0
0
PythonHow-ToBeginner · 3 min read

How to Parse URL in Python: Simple Guide with Examples

You can parse a URL in Python using the urllib.parse module, specifically the urlparse() function. It breaks down a URL into components like scheme, netloc, path, params, query, and fragment for easy access.
📐

Syntax

The urlparse() function from the urllib.parse module takes a URL string and returns a ParseResult object with these parts:

  • scheme: The protocol (e.g., http, https).
  • netloc: The network location (domain and port).
  • path: The path to the resource.
  • params: Parameters for last path element.
  • query: The query string after ?.
  • fragment: The part after #.
python
from urllib.parse import urlparse

result = urlparse('https://example.com:8080/path/to/page?name=alice&age=30#section1')

print(result)
Output
ParseResult(scheme='https', netloc='example.com:8080', path='/path/to/page', params='', query='name=alice&age=30', fragment='section1')
💻

Example

This example shows how to parse a URL and access each part separately.

python
from urllib.parse import urlparse

url = 'https://example.com:8080/path/to/page?name=alice&age=30#section1'
parsed_url = urlparse(url)

print('Scheme:', parsed_url.scheme)
print('Network location:', parsed_url.netloc)
print('Path:', parsed_url.path)
print('Parameters:', parsed_url.params)
print('Query:', parsed_url.query)
print('Fragment:', parsed_url.fragment)
Output
Scheme: https Network location: example.com:8080 Path: /path/to/page Parameters: Query: name=alice&age=30 Fragment: section1
⚠️

Common Pitfalls

One common mistake is trying to parse URLs without importing urlparse from urllib.parse. Another is expecting the query string to be automatically split into key-value pairs; urlparse() only returns the raw query string.

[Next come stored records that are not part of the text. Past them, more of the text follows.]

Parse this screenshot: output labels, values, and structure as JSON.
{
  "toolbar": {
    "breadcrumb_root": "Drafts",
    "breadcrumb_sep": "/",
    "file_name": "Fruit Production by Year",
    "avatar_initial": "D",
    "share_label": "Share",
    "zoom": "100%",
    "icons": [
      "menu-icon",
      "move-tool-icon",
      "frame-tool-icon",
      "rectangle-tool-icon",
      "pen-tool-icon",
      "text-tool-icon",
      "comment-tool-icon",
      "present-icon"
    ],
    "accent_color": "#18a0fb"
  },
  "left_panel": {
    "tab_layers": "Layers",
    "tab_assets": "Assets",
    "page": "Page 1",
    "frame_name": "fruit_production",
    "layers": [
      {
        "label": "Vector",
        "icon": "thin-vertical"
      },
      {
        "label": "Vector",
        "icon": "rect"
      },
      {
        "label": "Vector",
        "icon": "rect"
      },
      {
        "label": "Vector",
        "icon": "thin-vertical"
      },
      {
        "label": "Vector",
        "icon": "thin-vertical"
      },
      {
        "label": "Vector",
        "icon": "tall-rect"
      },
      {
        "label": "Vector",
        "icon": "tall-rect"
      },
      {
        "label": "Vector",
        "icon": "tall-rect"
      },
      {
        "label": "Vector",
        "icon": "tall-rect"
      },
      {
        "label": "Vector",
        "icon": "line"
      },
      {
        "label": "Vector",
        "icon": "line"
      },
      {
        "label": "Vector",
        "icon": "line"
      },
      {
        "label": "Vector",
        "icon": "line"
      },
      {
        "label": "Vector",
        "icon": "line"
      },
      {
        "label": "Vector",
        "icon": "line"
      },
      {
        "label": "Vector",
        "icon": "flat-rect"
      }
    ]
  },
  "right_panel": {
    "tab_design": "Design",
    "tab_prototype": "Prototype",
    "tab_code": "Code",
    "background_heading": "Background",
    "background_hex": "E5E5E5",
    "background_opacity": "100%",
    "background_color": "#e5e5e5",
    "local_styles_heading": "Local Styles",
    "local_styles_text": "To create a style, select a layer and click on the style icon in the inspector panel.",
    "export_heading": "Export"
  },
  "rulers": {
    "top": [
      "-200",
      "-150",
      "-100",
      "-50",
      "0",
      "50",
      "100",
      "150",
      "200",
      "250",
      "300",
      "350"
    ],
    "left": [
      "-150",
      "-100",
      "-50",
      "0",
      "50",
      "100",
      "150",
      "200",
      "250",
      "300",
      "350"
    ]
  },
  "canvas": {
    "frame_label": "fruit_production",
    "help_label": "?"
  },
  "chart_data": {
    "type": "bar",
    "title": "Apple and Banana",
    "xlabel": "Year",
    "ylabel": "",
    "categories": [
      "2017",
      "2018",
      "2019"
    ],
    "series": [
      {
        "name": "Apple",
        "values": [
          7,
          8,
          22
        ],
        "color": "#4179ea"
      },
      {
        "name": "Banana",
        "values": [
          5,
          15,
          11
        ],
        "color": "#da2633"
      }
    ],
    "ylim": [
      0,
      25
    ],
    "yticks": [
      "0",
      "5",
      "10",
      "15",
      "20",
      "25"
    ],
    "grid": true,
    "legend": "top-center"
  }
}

To get query parameters as a dictionary, use parse_qs() from urllib.parse.

python
from urllib.parse import urlparse, parse_qs

url = 'https://example.com/path?name=alice&age=30'
parsed = urlparse(url)

# Wrong: expecting query to be a dict
print(parsed.query)  # Outputs raw string

# Right: parse query string into dict
query_params = parse_qs(parsed.query)
print(query_params)
Output
name=alice&age=30 {'name': ['alice'], 'age': ['30']}
📊

Quick Reference

Here is a quick summary of useful functions for URL parsing in Python:

FunctionDescription
urlparse(url)Parse URL into components
urlunparse(parts)Combine components back into URL string
parse_qs(query)Parse query string into dictionary
urljoin(base, url)Combine base URL with relative URL

Key Takeaways

Use urllib.parse.urlparse() to split a URL into parts.
Access URL parts like scheme, netloc, path, query, and fragment from the ParseResult.
Use urllib.parse.parse_qs() to convert query strings into dictionaries.
Remember to import functions from urllib.parse before using them.
Combine URL parts back with urlunparse() if needed.